Australia’s competition watchdog wants to see if tech is destroying journalism

“We will examine whether platforms are exercising market power in commercial dealings to the detriment of consumers, media content creators and advertisers”, Rod Sims, head of the Australian Competition and Consumer Commission (ACCC) announced on Monday, Dec. 4.

Australia’s governmental competition watchdog is stepping into the debate about the future of news media by launching a probe to determine whether Facebook and Google have disrupted the industry.

“Through our inquiry, the ACCC will look closely at the impact of digital platforms on the level of choice and quality of news and content being produced by Australian journalists”, Sims said, expressing a more global unease about the relationship between social media and publishers.

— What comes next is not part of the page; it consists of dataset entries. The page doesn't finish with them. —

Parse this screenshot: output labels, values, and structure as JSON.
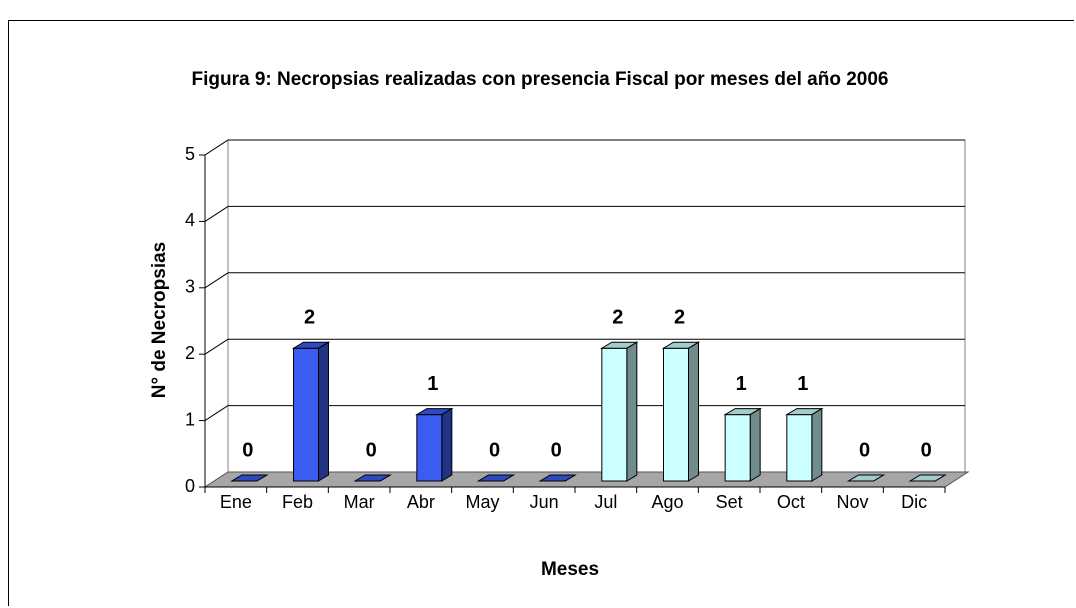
{
  "chart_data": {
    "type": "bar",
    "title": "Figura 9: Necropsias realizadas con presencia Fiscal por meses del año 2006",
    "x_label": "Meses",
    "y_label": "N° de Necropsias",
    "categories": [
      "Ene",
      "Feb",
      "Mar",
      "Abr",
      "May",
      "Jun",
      "Jul",
      "Ago",
      "Set",
      "Oct",
      "Nov",
      "Dic"
    ],
    "values": [
      0,
      2,
      0,
      1,
      0,
      0,
      2,
      2,
      1,
      1,
      0,
      0
    ],
    "colors": [
      "#3a5cf0",
      "#3a5cf0",
      "#3a5cf0",
      "#3a5cf0",
      "#3a5cf0",
      "#3a5cf0",
      "#ccffff",
      "#ccffff",
      "#ccffff",
      "#ccffff",
      "#ccffff",
      "#ccffff"
    ],
    "ylim": [
      0,
      5
    ],
    "yticks": [
      0,
      1,
      2,
      3,
      4,
      5
    ],
    "grid": true
  }
}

The Australian government ordered the inquiry in September, as part of a larger media law reform effort, brought on by concerns about the state and quality of journalism in the country, where 2,000 media jobs have been cut since 2011.

The shift in advertising from print to digital has hurt news organizations globally because Facebook and Google have attracted the lion’s share of digital ad dollars. “As the media sector evolves, there are growing concerns that digital platforms are affecting traditional media’s ability to fund the development of content”, Sims said. A final report from the probe is expected in June 2019.

Governments worldwide are grappling with the rapid rise of Silicon Valley internet giants that insist that they aren’t media companies even as they dominate media distribution and resist regulation. The United States has been probing Russian interference via digital media in the 2016 presidential election as well as the spread of fake news. In Europe, government entities have fined them billions of euros for missteps related to their quest for market dominance.